Le guitariste et chanteur principal, Stephen Stills, l’engage farouchement et, alors que la dispute s’envenime, un autre membre du groupe, David Crosby, attaque verbalement le jeune homme, suggérant de le pousser dans une piscine voisine. Dans une ère de paix et d’amour où l’argent est une préoccupation de « l’homme », il épelle toutes les contradictions de la musique et de la contre-culture alors que les années 60 s’achèvent.
Toute cette scène est d’autant plus remarquable qu’un mois auparavant, les deux interprètes combatifs, ainsi que les stars Graham Nash et Neil Young, étaient les invités vedettes du festival de musique de Woodstock, dans l’État de New York.
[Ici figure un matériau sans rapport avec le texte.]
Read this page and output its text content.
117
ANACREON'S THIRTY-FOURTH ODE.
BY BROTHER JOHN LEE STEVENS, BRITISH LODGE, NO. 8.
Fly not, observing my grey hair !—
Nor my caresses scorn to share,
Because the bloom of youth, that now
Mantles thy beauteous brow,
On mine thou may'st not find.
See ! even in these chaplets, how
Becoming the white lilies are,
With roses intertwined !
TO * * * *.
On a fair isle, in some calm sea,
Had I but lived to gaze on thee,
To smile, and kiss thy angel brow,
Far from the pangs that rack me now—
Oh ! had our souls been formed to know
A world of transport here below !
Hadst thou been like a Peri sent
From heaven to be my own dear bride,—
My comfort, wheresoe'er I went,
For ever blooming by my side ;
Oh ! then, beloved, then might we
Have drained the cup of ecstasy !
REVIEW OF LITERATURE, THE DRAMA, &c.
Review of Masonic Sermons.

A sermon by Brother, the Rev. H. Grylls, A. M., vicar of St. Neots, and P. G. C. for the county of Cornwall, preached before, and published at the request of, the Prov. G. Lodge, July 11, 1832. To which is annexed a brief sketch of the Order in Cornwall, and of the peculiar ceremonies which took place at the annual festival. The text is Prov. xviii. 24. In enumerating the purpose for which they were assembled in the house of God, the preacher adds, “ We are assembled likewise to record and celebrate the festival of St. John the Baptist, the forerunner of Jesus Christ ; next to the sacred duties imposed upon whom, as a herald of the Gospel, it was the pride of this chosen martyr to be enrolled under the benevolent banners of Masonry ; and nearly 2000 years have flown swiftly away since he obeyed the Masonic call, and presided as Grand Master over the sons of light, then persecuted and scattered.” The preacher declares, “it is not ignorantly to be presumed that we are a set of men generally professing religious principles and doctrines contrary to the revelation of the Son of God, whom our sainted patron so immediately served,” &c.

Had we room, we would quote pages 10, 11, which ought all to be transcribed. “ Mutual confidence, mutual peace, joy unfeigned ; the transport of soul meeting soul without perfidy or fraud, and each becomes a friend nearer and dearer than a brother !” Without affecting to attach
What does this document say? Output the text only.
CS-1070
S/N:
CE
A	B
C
Là, ils ont dit à la foule de 400 000 personnes : « Ce n’est que notre deuxième concert et nous avons une peur bleue ».
À bien des égards, Crosby, Stills, Nash et Young semblaient illustrer l’esprit de Woodstock et d’une génération qui minimisait le succès matériel, préférant fumer de la dope, écouter de la musique et compter leurs progrès dans la vie par les bonnes vibrations qui les entouraient.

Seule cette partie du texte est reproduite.